Por ejemplo: Ir a la universidad, mudarse, comenzar un trabajo, consumir alcohol, fumar, tener relaciones sexuales.
Podríamos hablar de enseñarlos a ser independientes, es un proceso que se dará con el transcurso del tiempo y por etapas, primero como aprendiz y luego como persona totalmente responsable de las acciones de si mismo.
Es importante dejarlo libre, pero que permanezca conectado al grupo familiar, considerando la comunicación en forma honesta y abierta. Puede pasar que entre los padres y el hijo adulto surjan conflictos trate de que el hecho de haberse molestado no se convierta en una pelea. Las peleas no resuelven los problemas.
Los hijos adultos necesitan saber que todos sus actos son su responsabilidad, privilegio que conlleva hacia los demás y a hacia si mismo. Por consiguiente, las decisiones que tomen los adultos tienen consecuencias de adultos, tanto buenas como malas.
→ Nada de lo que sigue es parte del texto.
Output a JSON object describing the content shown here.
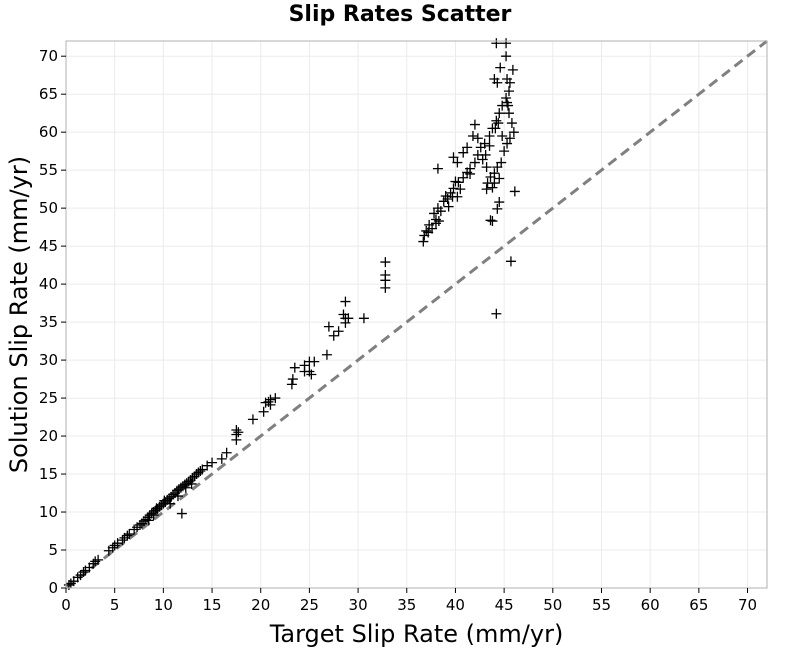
{
  "chart_data": {
    "type": "scatter",
    "title": "Slip Rates Scatter",
    "xlabel": "Target Slip Rate (mm/yr)",
    "ylabel": "Solution Slip Rate (mm/yr)",
    "xlim": [
      0,
      72
    ],
    "ylim": [
      0,
      72
    ],
    "xticks": [
      0,
      5,
      10,
      15,
      20,
      25,
      30,
      35,
      40,
      45,
      50,
      55,
      60,
      65,
      70
    ],
    "yticks": [
      0,
      5,
      10,
      15,
      20,
      25,
      30,
      35,
      40,
      45,
      50,
      55,
      60,
      65,
      70
    ],
    "grid": true,
    "marker": "plus",
    "marker_color": "#000000",
    "reference_line": {
      "style": "dashed",
      "color": "#808080",
      "from": [
        0,
        0
      ],
      "to": [
        72,
        72
      ]
    },
    "series": [
      {
        "points": [
          [
            0.3,
            0.4
          ],
          [
            0.5,
            0.6
          ],
          [
            0.8,
            0.9
          ],
          [
            1.2,
            1.4
          ],
          [
            1.5,
            1.7
          ],
          [
            1.8,
            2.1
          ],
          [
            2.0,
            2.3
          ],
          [
            2.4,
            2.7
          ],
          [
            2.8,
            3.2
          ],
          [
            3.0,
            3.5
          ],
          [
            3.3,
            3.7
          ],
          [
            4.4,
            4.9
          ],
          [
            4.8,
            5.3
          ],
          [
            5.0,
            5.6
          ],
          [
            5.3,
            5.9
          ],
          [
            5.8,
            6.3
          ],
          [
            6.0,
            6.6
          ],
          [
            6.3,
            6.9
          ],
          [
            6.5,
            7.1
          ],
          [
            7.0,
            7.7
          ],
          [
            7.3,
            8.0
          ],
          [
            7.6,
            8.3
          ],
          [
            7.8,
            8.5
          ],
          [
            8.0,
            8.8
          ],
          [
            8.2,
            9.0
          ],
          [
            8.4,
            9.3
          ],
          [
            8.6,
            9.6
          ],
          [
            8.8,
            9.8
          ],
          [
            9.0,
            10.0
          ],
          [
            9.2,
            10.2
          ],
          [
            9.4,
            10.4
          ],
          [
            9.6,
            10.7
          ],
          [
            9.8,
            10.9
          ],
          [
            10.0,
            11.1
          ],
          [
            10.2,
            11.3
          ],
          [
            10.4,
            11.6
          ],
          [
            10.6,
            11.8
          ],
          [
            10.8,
            12.0
          ],
          [
            11.0,
            12.3
          ],
          [
            11.2,
            12.5
          ],
          [
            11.4,
            12.8
          ],
          [
            11.6,
            13.0
          ],
          [
            11.8,
            13.2
          ],
          [
            12.0,
            13.4
          ],
          [
            12.2,
            13.6
          ],
          [
            12.4,
            13.8
          ],
          [
            12.6,
            14.0
          ],
          [
            12.8,
            14.2
          ],
          [
            13.0,
            14.5
          ],
          [
            13.2,
            14.7
          ],
          [
            13.4,
            15.0
          ],
          [
            13.6,
            15.2
          ],
          [
            13.8,
            15.4
          ],
          [
            14.0,
            15.6
          ],
          [
            14.5,
            16.1
          ],
          [
            15.0,
            16.5
          ],
          [
            9.3,
            10.5
          ],
          [
            10.1,
            11.5
          ],
          [
            11.5,
            12.1
          ],
          [
            12.3,
            13.2
          ],
          [
            11.9,
            9.8
          ],
          [
            10.7,
            11.1
          ],
          [
            12.9,
            13.7
          ],
          [
            9.0,
            9.6
          ],
          [
            8.5,
            8.9
          ],
          [
            16.0,
            17.0
          ],
          [
            16.5,
            17.8
          ],
          [
            17.5,
            19.5
          ],
          [
            17.5,
            20.2
          ],
          [
            17.5,
            20.8
          ],
          [
            17.7,
            20.5
          ],
          [
            19.2,
            22.2
          ],
          [
            20.3,
            23.2
          ],
          [
            20.5,
            24.4
          ],
          [
            21.0,
            24.8
          ],
          [
            21.0,
            24.1
          ],
          [
            20.8,
            24.5
          ],
          [
            21.5,
            25.0
          ],
          [
            23.2,
            26.8
          ],
          [
            23.3,
            27.5
          ],
          [
            23.5,
            29.0
          ],
          [
            24.5,
            28.5
          ],
          [
            24.5,
            29.3
          ],
          [
            25.0,
            28.5
          ],
          [
            25.0,
            29.8
          ],
          [
            25.5,
            29.8
          ],
          [
            25.2,
            28.1
          ],
          [
            26.8,
            30.7
          ],
          [
            27.0,
            34.4
          ],
          [
            27.5,
            33.2
          ],
          [
            28.0,
            33.8
          ],
          [
            28.5,
            36.0
          ],
          [
            28.7,
            34.9
          ],
          [
            28.7,
            35.5
          ],
          [
            29.0,
            35.5
          ],
          [
            28.7,
            37.7
          ],
          [
            30.6,
            35.5
          ],
          [
            32.8,
            40.5
          ],
          [
            32.8,
            41.2
          ],
          [
            32.8,
            42.9
          ],
          [
            32.8,
            39.5
          ],
          [
            36.7,
            45.6
          ],
          [
            36.8,
            46.4
          ],
          [
            37.0,
            47.0
          ],
          [
            37.2,
            46.8
          ],
          [
            37.3,
            47.8
          ],
          [
            37.6,
            47.3
          ],
          [
            38.0,
            48.5
          ],
          [
            37.8,
            49.3
          ],
          [
            38.2,
            50.0
          ],
          [
            38.3,
            48.3
          ],
          [
            38.5,
            49.6
          ],
          [
            38.8,
            50.9
          ],
          [
            39.0,
            51.6
          ],
          [
            39.3,
            50.2
          ],
          [
            39.5,
            52.0
          ],
          [
            39.8,
            52.6
          ],
          [
            40.2,
            51.5
          ],
          [
            40.3,
            53.4
          ],
          [
            40.8,
            54.0
          ],
          [
            41.2,
            54.7
          ],
          [
            41.5,
            55.2
          ],
          [
            42.0,
            56.0
          ],
          [
            42.3,
            57.0
          ],
          [
            42.6,
            58.0
          ],
          [
            43.0,
            58.5
          ],
          [
            43.5,
            59.5
          ],
          [
            43.8,
            60.5
          ],
          [
            44.2,
            61.5
          ],
          [
            44.5,
            62.5
          ],
          [
            44.8,
            63.5
          ],
          [
            45.2,
            64.5
          ],
          [
            45.5,
            65.4
          ],
          [
            45.6,
            66.5
          ],
          [
            45.9,
            68.2
          ],
          [
            45.8,
            61.2
          ],
          [
            46.0,
            60.0
          ],
          [
            46.1,
            52.2
          ],
          [
            45.7,
            43.0
          ],
          [
            44.2,
            36.1
          ],
          [
            43.6,
            48.4
          ],
          [
            44.3,
            49.9
          ],
          [
            44.5,
            50.8
          ],
          [
            43.3,
            53.3
          ],
          [
            43.6,
            54.1
          ],
          [
            44.0,
            54.6
          ],
          [
            44.3,
            55.4
          ],
          [
            44.7,
            56.0
          ],
          [
            43.1,
            57.0
          ],
          [
            43.5,
            58.2
          ],
          [
            44.8,
            59.5
          ],
          [
            45.0,
            57.5
          ],
          [
            45.3,
            58.5
          ],
          [
            45.6,
            59.2
          ],
          [
            44.1,
            60.5
          ],
          [
            44.4,
            61.2
          ],
          [
            44.0,
            67.0
          ],
          [
            44.3,
            66.5
          ],
          [
            44.6,
            68.5
          ],
          [
            45.2,
            70.0
          ],
          [
            45.3,
            67.0
          ],
          [
            45.3,
            63.9
          ],
          [
            45.4,
            63.5
          ],
          [
            45.5,
            62.5
          ],
          [
            45.2,
            71.7
          ],
          [
            44.2,
            71.7
          ],
          [
            42.0,
            61.0
          ],
          [
            41.8,
            59.5
          ],
          [
            42.3,
            59.2
          ],
          [
            41.2,
            58.0
          ],
          [
            40.2,
            56.0
          ],
          [
            39.8,
            56.7
          ],
          [
            40.8,
            57.3
          ],
          [
            38.2,
            55.2
          ],
          [
            38.0,
            48.0
          ],
          [
            39.2,
            51.2
          ],
          [
            39.7,
            51.5
          ],
          [
            40.5,
            52.5
          ],
          [
            41.5,
            54.5
          ],
          [
            40.0,
            53.5
          ],
          [
            42.8,
            56.4
          ],
          [
            43.2,
            55.4
          ],
          [
            44.0,
            53.3
          ],
          [
            44.5,
            53.9
          ],
          [
            43.8,
            48.3
          ],
          [
            43.2,
            52.5
          ],
          [
            43.8,
            52.7
          ]
        ]
      }
    ]
  }
}
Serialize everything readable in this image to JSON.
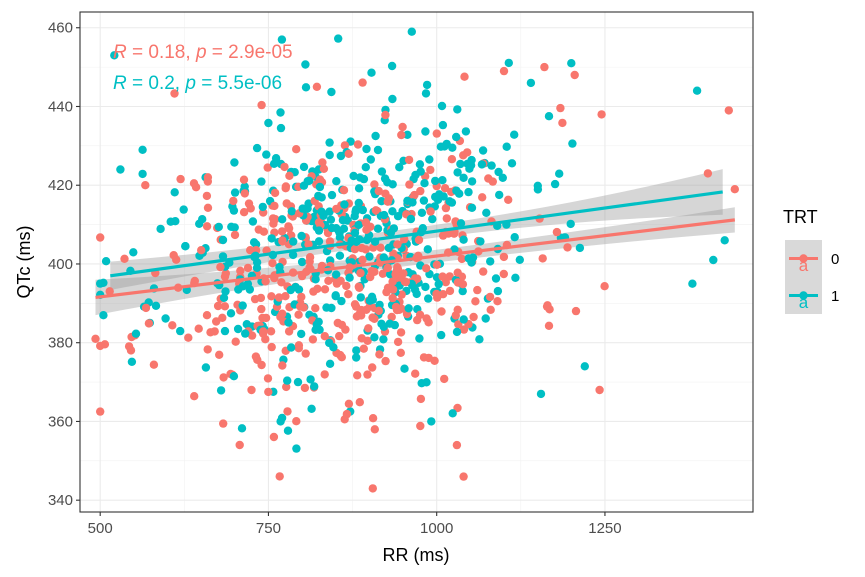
{
  "chart_data": {
    "type": "scatter",
    "title": "",
    "xlabel": "RR (ms)",
    "ylabel": "QTc (ms)",
    "xlim": [
      470,
      1470
    ],
    "ylim": [
      337,
      464
    ],
    "x_ticks": [
      500,
      750,
      1000,
      1250
    ],
    "y_ticks": [
      340,
      360,
      380,
      400,
      420,
      440,
      460
    ],
    "grid": true,
    "legend": {
      "title": "TRT",
      "position": "right",
      "entries": [
        "0",
        "1"
      ],
      "glyph": "a"
    },
    "annotations": [
      {
        "series": "0",
        "r_label": "R",
        "r_text": " = 0.18, ",
        "p_label": "p",
        "p_text": " = 2.9e-05"
      },
      {
        "series": "1",
        "r_label": "R",
        "r_text": " = 0.2, ",
        "p_label": "p",
        "p_text": " = 5.5e-06"
      }
    ],
    "series": [
      {
        "name": "0",
        "color": "#F8766D",
        "regression": {
          "x": [
            493,
            1443
          ],
          "y": [
            391.5,
            411.2
          ],
          "band_halfwidth": [
            4.5,
            3.2
          ]
        },
        "points_sample_notable": [
          [
            493,
            381
          ],
          [
            567,
            420
          ],
          [
            905,
            343
          ],
          [
            1040,
            346
          ],
          [
            1030,
            354
          ],
          [
            1242,
            368
          ],
          [
            1443,
            419
          ],
          [
            1434,
            439
          ],
          [
            1403,
            423
          ],
          [
            1245,
            438
          ],
          [
            1100,
            449
          ],
          [
            1160,
            450
          ],
          [
            1205,
            448
          ],
          [
            908,
            358
          ],
          [
            822,
            445
          ]
        ],
        "n_points": 440,
        "seed": 11
      },
      {
        "name": "1",
        "color": "#00BFC4",
        "regression": {
          "x": [
            515,
            1425
          ],
          "y": [
            397.0,
            418.3
          ],
          "band_halfwidth": [
            3.6,
            5.8
          ]
        },
        "points_sample_notable": [
          [
            521,
            453
          ],
          [
            530,
            424
          ],
          [
            563,
            429
          ],
          [
            963,
            459
          ],
          [
            992,
            360
          ],
          [
            768,
            360
          ],
          [
            770,
            457
          ],
          [
            1155,
            367
          ],
          [
            1220,
            374
          ],
          [
            1380,
            395
          ],
          [
            1411,
            401
          ],
          [
            1428,
            406
          ],
          [
            1387,
            444
          ],
          [
            1200,
            451
          ],
          [
            1140,
            446
          ]
        ],
        "n_points": 440,
        "seed": 23
      }
    ]
  }
}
Recuerde, que su hijo no lo debe ver como una fuente de efectivo contante y sonante, el incentivo monetario se lo deben ganar de forma responsable y pronto aprenderán a presupuestar.
A los padres: que siempre se van a preocupar por sus hijos así tengan la edad que tengan .
A los hijos: que las alas que se formaron en el hogar sean suficientemente fuertes para volar.